I opened it up and slashed the shit out of it. Took out even more extraneous words - hey, at least editing the novel is teaching me something - and now I have a product which is what I originally intended in the first place. I just needed several months' distance and a few kind words from a market editor. I like the story; it's solid, short, and frickin' scary. It's about a man who's been picked up by a creepy truck driver after his car has broken down. Here's a little excerpt:
“My wife would’ve given me hell if I hadn’t stopped,” the trucker said.What do y'all think?
“Does she ride with you?”
“Oh, yeah,” the driver said. “Rides everywhere I haul, sittin’ up pretty as paint in that seat you’re in. She loves a crossword while I’m drivin’. Makes me crazy, askin’ me all the time if I know the words in ‘em.”
Owen shifted in his seat. The cab was becoming hot and stagnant with cigarette smoke. “She’s not with you on this trip?” He looked over his shoulder at the pink curtain.
“She got sick,” the trucker said. He shook his head, his lower lip jutting out like a shelf. “Real sick.”
“I’m sorry to hear that.”
“Oh, she still rides with me,” the trucker said, tapping his chest just above the bulge of his cigarette pack. He rubbed his fingers in a circle, right over his heart. The rasp of the man’s fingertips on the rough weave of his shirt made the skin between Owen’s shoulder blades shiver. “She watches out for me, keeps me company.”
She still rides with him? Owen wondered. He imagined a woman, tentacled with IV lines and trapped in the cage of a hospital bed, sandwiched into the back of the cab.
Owen searched for words to break the silence, trying to shove the image away. His treacherous mind replaced the trucker’s sick wife with the trucker’s dead wife, a see-through woman outlined in misty gray hues like a cheap television ghost, sitting right where he was, overlaying his skin and wet clothes with her presence.
Holding a transparent crossword puzzle book in one spectral hand.
“What… what’s her name?” Owen asked. He wanted to turn around for another look at that curtain again, but held himself in check. Was that a tiny tickle of motion back there in the blocked-off sleeper section of the truck?

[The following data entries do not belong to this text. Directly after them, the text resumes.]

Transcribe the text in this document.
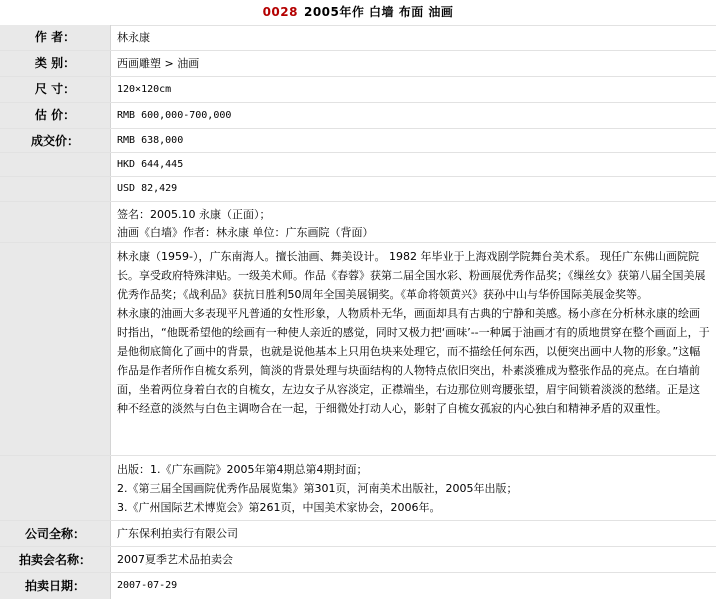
0028 2005年作 白墙 布面 油画
作 者：	林永康
类 别：	西画雕塑 > 油画
尺 寸：	120×120cm
估 价：	RMB 600,000-700,000
成交价：	RMB 638,000
HKD 644,445
USD 82,429
签名：2005.10 永康（正面）；
油画《白墙》作者：林永康 单位：广东画院（背面）

林永康（1959-），广东南海人。擅长油画、舞美设计。 1982 年毕业于上海戏剧学院舞台美术系。 现任广东佛山画院院长。享受政府特殊津贴。一级美术师。作品《春蓉》获第二届全国水彩、粉画展优秀作品奖；《缫丝女》获第八届全国美展优秀作品奖；《战利品》获抗日胜利50周年全国美展铜奖。《革命将领黄兴》获孙中山与华侨国际美展金奖等。

林永康的油画大多表现平凡普通的女性形象，人物质朴无华，画面却具有古典的宁静和美感。杨小彦在分析林永康的绘画时指出，“他既希望他的绘画有一种使人亲近的感觉，同时又极力把‘画味’--一种属于油画才有的质地贯穿在整个画面上，于是他彻底简化了画中的背景，也就是说他基本上只用色块来处理它，而不描绘任何东西，以便突出画中人物的形象。”这幅作品是作者所作自梳女系列，简淡的背景处理与块面结构的人物特点依旧突出，朴素淡雅成为整张作品的亮点。在白墙前面，坐着两位身着白衣的自梳女，左边女子从容淡定，正襟端坐，右边那位则弯腰张望，眉宇间锁着淡淡的愁绪。正是这种不经意的淡然与白色主调吻合在一起，于细微处打动人心，影射了自梳女孤寂的内心独白和精神矛盾的双重性。

出版：1.《广东画院》2005年第4期总第4期封面；
2.《第三届全国画院优秀作品展览集》第301页，河南美术出版社，2005年出版；
3.《广州国际艺术博览会》第261页，中国美术家协会，2006年。
公司全称：	广东保利拍卖行有限公司
拍卖会名称：	2007夏季艺术品拍卖会
拍卖日期：	2007-07-29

Of course not, he thought. Just stop it.
It was nice to get away from being mired in the briar patch of editing my novel. Honestly, this is one of the most frustrating things I've ever done, writing-wise. Editing is TEN TIMES HARDER than writing. Whew. Trying hard not to get discouraged over here.
I sent the revised copy of "Knights of the Road" out to Apex Magazine. One of the biggies. But hey... shoot for the moon, right? Even if you don't make it, you fall among the stars. Wish me luck, fellow astronauts.